Big Data analytics is an emerging area of fast-growing importance as it provides innovative ways to efficiently analyse large and complex data effectively. Many approaches have been developed to extract meaningful information and knowledge from large multidimensional data sets involving high veracity, volume, velocity, and value. Unlike traditional approaches, cognitive computing systems are not based on predetermined answers or actions to perform Big Data analytics; instead, they are trained using efficient, scalable, natural, and biologically inspired approaches, including computational intelligence and machine learning algorithms without compromising their sophistication and performance. Cognitive computing systems interact with, learn naturally from people and Big data, and thus help increase the productivity of what either humans or machines could do on their own.

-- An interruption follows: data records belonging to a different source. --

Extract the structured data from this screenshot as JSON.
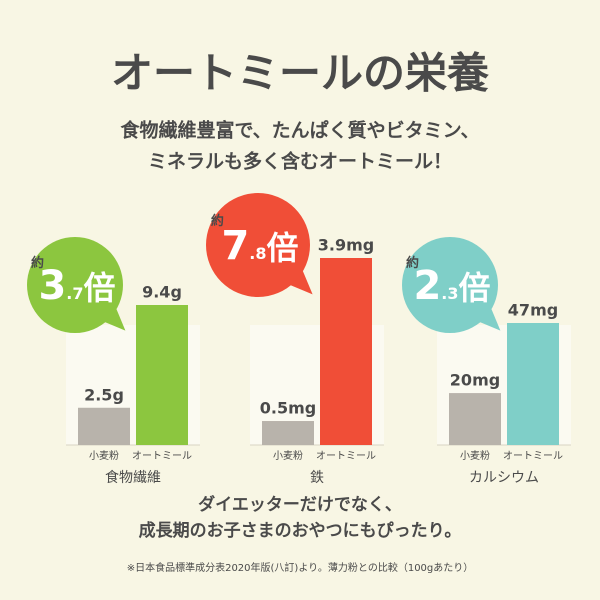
{
  "title": "オートミールの栄養",
  "subtitle": [
    "食物繊維豊富で、たんぱく質やビタミン、",
    "ミネラルも多く含むオートミール！"
  ],
  "chart_data": [
    {
      "type": "bar",
      "xlabel": "食物繊維",
      "categories": [
        "小麦粉",
        "オートミール"
      ],
      "values": [
        2.5,
        9.4
      ],
      "value_labels": [
        "2.5g",
        "9.4g"
      ],
      "colors": [
        "#b8b3ab",
        "#8cc63f"
      ],
      "annotation": {
        "prefix": "約",
        "whole": "3",
        "fraction": ".7",
        "suffix": "倍"
      }
    },
    {
      "type": "bar",
      "xlabel": "鉄",
      "categories": [
        "小麦粉",
        "オートミール"
      ],
      "values": [
        0.5,
        3.9
      ],
      "value_labels": [
        "0.5mg",
        "3.9mg"
      ],
      "colors": [
        "#b8b3ab",
        "#f04e37"
      ],
      "annotation": {
        "prefix": "約",
        "whole": "7",
        "fraction": ".8",
        "suffix": "倍"
      }
    },
    {
      "type": "bar",
      "xlabel": "カルシウム",
      "categories": [
        "小麦粉",
        "オートミール"
      ],
      "values": [
        20,
        47
      ],
      "value_labels": [
        "20mg",
        "47mg"
      ],
      "colors": [
        "#b8b3ab",
        "#7fcfc8"
      ],
      "annotation": {
        "prefix": "約",
        "whole": "2",
        "fraction": ".3",
        "suffix": "倍"
      }
    }
  ],
  "footer": [
    "ダイエッターだけでなく、",
    "成長期のお子さまのおやつにもぴったり。"
  ],
  "note": "※日本食品標準成分表2020年版(八訂)より。薄力粉との比較（100gあたり）"
}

This Special Issue is aimed at promoting multidisciplinary research, particularly in the complementary areas of cognitive psychology, biology, and computing science for dealing with Big Data challenges across these domains. Accordingly, the articles selected in this Special Issue report a range of cognitively inspired computational approaches to deal with different aspects of Big Data analytics. Following a rigorous peer-review process, ranging from three-to-four rounds of revisions; five articles have been accepted for publication. The reviews of the final article co-authored by the guest editors were handled independently by another editorial board member.

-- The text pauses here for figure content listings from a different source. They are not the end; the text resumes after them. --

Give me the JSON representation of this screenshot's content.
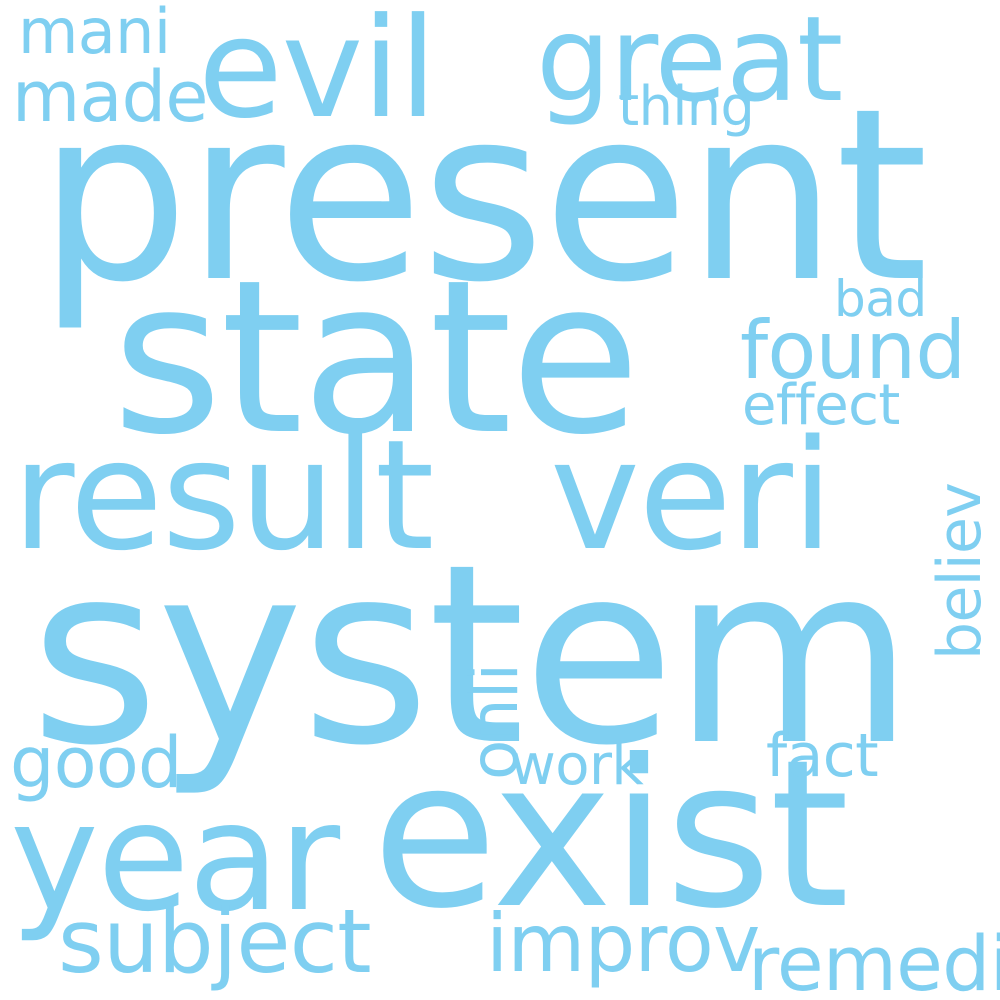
{
  "colors": {
    "text": "#7fcff1",
    "background": "#ffffff"
  },
  "words": {
    "present": "present",
    "state": "state",
    "system": "system",
    "exist": "exist",
    "year": "year",
    "result": "result",
    "veri": "veri",
    "evil": "evil",
    "great": "great",
    "mani": "mani",
    "made": "made",
    "thing": "thing",
    "found": "found",
    "bad": "bad",
    "effect": "effect",
    "believ": "believ",
    "onli": "onli",
    "good": "good",
    "work": "work",
    "fact": "fact",
    "subject": "subject",
    "improv": "improv",
    "remedi": "remedi"
  }
}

In the first article presented in this Special Issue, Wu, Pang, and Coghill propose an integrative qualitative and quantitative modelling framework for inferring biochemical systems that could help, especially biologists, better understand natural biochemical systems. The proposed framework demonstrates how the identification of biochemical systems can be performed and evolved in an integrative manner by reusing, composing, and evolving biochemical modules qualitatively, and by mutating kinetic rates quantitatively.

In the next article, Du et al. propose a novel computational method to detect specific biomarkers for different groups of cancer types. The proposed method identifies specific biomarkers for a given cancer group based on different factors, including the same survival rates, the same type, and grade. The proposed methodology is thoroughly evaluated using eight cancer types and a number of benchmark microarray gene expression data sets from public databases.

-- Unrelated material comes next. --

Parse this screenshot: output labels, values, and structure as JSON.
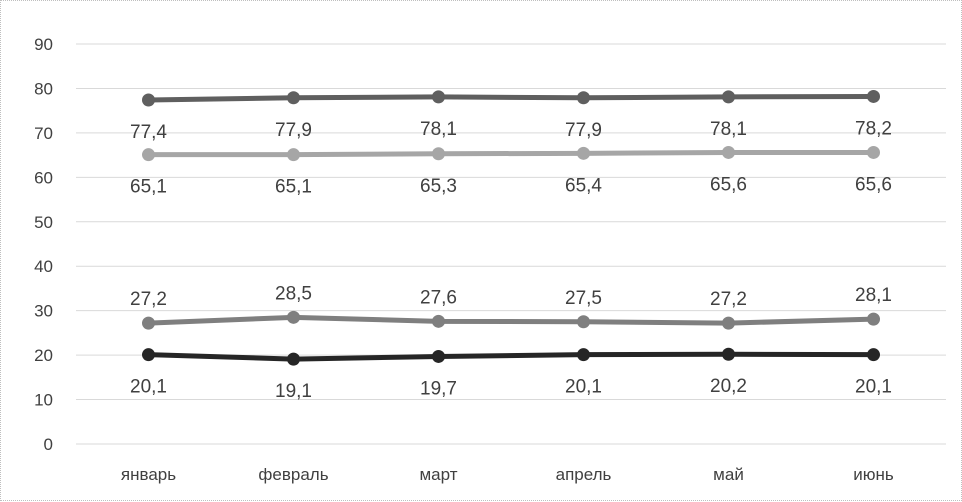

In the next article, Lin et al. describe a cognitively inspired psycho-linguistically motivated approach to build a quiz generation system, which combines similarity information derived from linked data and Resource Description Framework (RDF) resources. The authors effectively exploit this similarity information to gauge the difficulty of quizzes, confirming that a higher similarity among concepts leads to a more difficult quiz formulation, and vice versa. The proposed methodology is evaluated using human subjects to demonstrate the validity of the semantic similarity-based clustering results.

In the next article, Bilal, Mujtaba, and Jaffar address the challenge of restoration of spatial degradations in images—a complex problem, involving both uncertainty and large volume of data, in visual information processing. The authors propose a cognitively inspired computational solution, which effectively models the problem as a constraint-optimization problem and employs particle swarm optimization-based evolution to minimize the error for enhanced restoration of images.

Finally, Abdullah et al. describe a cognitively inspired integrative study to investigate the feasibility of using near-infrared spectroscopy (NIRS) technology for studying the spatiotemporal activity of the two brain hemispheres in concept–colour association tasks. The authors employ a multichannel NIRS device to record channel-wise activation data for 10 male students; and cluster the data using an indigenous clustering technique to identify channels having similar spatiotemporal activity. Their results show that it is possible to associate human cognitive brain activities in the two hemispheres using NIRS and cognitively inspired clustering techniques.

The guest editors would thank the anonymous reviewers for their valuable and timely reviews of the manuscripts, which have helped ensure the quality of this Special Issue.